3. Convert Transition Pairs to Indices

Return to the original data frame (log data) where you created the branch, and add a new step following the branch point.

The networkD3 package requires the source and target values to be row numbers (0-based indices) rather than column names, so we will perform the index conversion here.

Open the AI Prompt again, enter the following prompt, and run it.

Lookup the source and destination entries in the Nodes column and replace with their 0-indexed positions.

At this point, remember to specify the node data frame according to the AI Prompt data frame notation.

Once the R script is generated, click “Run as Step.”

This results in a data frame where the source and target are converted into integer indices.

This is the final form to be used as the link data for the Sankey chart.

Creating the Sankey Chart

Select “Create Note” from the Report menu.

Once the new note is created, click the “Add Content” button and select “R Script.”

When the R script input dialog appears, paste the following code. (Please change the parts marked with # to match your own data.)

library(networkD3)

sankeyNetwork(
  Links  = Log,      # Aggregate transition pairs converted to indices
  Nodes  = Nodes,         # Specify the node list
  Source = "Source",      # Column name in "Links" (must be in quotes)
  Target = "Destination",      # Column name in "Links" (must be in quotes)
  Value  = "Transition Count",       # Column name in "Links" (must be in quotes)
  NodeID = "Element",     # Column name in "Nodes" (must be in quotes)
  units  = "people",      # Unit label (e.g., "people")
  fontSize  = 12,         # Adjust label font size
  nodeWidth = 25,         # Adjust width of node blocks (in pixels)
  height    = 600,        # Adjust chart height (in pixels)
)

After pasting the code, click the “Preview” button at the top left of the note.

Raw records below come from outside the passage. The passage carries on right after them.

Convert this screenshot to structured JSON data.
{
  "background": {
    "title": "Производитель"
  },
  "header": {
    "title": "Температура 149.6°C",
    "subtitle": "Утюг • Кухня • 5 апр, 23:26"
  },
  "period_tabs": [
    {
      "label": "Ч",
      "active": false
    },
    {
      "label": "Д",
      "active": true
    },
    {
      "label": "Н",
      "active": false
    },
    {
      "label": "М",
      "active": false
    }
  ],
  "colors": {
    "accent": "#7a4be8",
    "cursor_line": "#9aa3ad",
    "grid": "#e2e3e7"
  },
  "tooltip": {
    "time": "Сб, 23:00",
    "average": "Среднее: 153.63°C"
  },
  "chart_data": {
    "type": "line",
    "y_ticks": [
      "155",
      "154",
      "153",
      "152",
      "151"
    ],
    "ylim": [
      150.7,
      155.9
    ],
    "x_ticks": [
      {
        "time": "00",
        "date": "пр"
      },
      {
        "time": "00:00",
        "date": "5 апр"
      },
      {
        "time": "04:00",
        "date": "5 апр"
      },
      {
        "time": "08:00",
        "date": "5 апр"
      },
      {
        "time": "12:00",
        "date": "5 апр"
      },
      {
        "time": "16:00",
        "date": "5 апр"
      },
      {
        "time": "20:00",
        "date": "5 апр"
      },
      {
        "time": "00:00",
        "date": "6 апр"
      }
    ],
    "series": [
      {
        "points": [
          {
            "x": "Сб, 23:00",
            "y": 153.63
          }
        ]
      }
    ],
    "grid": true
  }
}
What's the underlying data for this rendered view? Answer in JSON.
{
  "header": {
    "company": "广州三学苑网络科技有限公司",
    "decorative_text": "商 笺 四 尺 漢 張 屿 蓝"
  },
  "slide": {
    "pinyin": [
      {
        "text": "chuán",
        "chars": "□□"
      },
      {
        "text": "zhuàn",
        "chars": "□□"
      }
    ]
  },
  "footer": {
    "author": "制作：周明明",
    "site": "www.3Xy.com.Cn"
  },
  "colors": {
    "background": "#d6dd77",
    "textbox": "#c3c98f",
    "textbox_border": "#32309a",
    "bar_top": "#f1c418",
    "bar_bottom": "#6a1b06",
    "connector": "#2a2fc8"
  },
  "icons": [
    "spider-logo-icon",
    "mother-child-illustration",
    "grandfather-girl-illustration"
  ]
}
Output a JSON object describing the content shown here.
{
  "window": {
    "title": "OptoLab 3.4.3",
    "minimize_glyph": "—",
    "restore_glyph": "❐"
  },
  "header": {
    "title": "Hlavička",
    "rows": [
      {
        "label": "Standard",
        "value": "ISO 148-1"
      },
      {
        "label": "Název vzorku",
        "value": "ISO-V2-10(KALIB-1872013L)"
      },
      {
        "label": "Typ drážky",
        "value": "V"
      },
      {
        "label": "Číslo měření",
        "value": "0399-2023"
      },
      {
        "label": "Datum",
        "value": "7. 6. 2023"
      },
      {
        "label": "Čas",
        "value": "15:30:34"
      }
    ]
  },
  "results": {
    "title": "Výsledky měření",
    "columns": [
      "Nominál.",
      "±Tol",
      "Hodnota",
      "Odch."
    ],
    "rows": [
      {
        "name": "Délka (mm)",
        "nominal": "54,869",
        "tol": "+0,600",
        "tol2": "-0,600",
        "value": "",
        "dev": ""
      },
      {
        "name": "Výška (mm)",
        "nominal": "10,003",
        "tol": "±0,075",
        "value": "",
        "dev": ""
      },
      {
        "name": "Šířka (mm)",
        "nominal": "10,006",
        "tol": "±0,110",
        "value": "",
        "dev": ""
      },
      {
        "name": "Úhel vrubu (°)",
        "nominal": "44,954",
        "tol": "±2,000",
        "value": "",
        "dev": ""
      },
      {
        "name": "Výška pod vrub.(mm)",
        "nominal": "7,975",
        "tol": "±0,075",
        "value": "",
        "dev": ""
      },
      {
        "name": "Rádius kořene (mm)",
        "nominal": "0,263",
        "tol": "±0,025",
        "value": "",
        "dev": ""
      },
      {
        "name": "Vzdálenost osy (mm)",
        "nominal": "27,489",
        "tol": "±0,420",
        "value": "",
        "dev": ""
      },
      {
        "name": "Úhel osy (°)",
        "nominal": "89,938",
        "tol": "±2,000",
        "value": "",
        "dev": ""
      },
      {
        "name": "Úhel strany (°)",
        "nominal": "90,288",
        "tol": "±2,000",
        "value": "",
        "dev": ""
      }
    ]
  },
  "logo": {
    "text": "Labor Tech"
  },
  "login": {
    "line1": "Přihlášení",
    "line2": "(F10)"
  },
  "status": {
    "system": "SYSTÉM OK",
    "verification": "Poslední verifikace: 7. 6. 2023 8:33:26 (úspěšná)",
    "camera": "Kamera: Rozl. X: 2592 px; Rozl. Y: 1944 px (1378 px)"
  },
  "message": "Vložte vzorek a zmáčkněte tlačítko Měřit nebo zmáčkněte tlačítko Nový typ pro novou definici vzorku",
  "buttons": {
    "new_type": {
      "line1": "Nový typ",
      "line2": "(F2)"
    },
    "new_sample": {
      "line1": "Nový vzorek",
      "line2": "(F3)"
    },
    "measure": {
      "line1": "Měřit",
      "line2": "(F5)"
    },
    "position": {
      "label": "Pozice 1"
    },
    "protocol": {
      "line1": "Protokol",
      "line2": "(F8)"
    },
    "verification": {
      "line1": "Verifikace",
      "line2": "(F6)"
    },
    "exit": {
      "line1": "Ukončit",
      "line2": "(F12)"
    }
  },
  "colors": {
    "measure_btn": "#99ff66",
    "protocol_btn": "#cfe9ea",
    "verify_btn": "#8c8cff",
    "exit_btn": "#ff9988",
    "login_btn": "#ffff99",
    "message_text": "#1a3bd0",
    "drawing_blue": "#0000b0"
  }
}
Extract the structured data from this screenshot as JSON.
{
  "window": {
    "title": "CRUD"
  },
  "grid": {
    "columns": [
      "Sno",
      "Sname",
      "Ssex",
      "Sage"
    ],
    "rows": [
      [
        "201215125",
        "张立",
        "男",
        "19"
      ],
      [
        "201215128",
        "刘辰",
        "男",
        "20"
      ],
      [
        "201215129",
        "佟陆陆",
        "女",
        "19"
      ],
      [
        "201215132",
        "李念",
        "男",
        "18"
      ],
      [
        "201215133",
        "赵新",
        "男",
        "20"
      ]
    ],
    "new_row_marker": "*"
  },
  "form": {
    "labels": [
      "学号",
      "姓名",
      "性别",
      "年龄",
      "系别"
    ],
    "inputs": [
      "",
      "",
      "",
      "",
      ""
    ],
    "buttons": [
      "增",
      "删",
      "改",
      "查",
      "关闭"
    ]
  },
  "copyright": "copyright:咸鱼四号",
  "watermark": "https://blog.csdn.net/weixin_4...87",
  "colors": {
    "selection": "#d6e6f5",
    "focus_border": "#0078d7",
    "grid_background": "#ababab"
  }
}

The Sankey chart will be displayed as shown above, and you can adjust the positions of each node by dragging them.

If the chart does not fit within the drawing area, please change the value of the height argument.

Adding a Sankey Chart to a Dashboard

Sankey charts can also be displayed in a Dashboard in the same way.

Once you open the dashboard, click the “Add Text” button from the edit screen.

When the text panel is added, click the text edit icon.

When the text editor opens, select “R Script” from the “Add Content” button.

When the R script input dialog appears, paste the same code used previously in the note.

library(networkD3)

sankeyNetwork(
  Links  = Log,      # Aggregate transition pairs converted to indices
  Nodes  = Nodes,         # Specify the node list
  Source = "Source",      # Column name in "Links" (must be in quotes)
  Target = "Destination",      # Column name in "Links" (must be in quotes)
  Value  = "Transition Count",       # Column name in "Links" (must be in quotes)
  NodeID = "Element",     # Column name in "Nodes" (must be in quotes)
  units  = "people",      # Unit label (e.g., "people")
  fontSize  = 12,         # Adjust label font size
  nodeWidth = 25,         # Adjust width of node blocks (in pixels)
  height    = 600,        # Adjust chart height (in pixels)
)

After pasting the code, apply it and run the dashboard.

You have now successfully displayed a Sankey chart on the dashboard.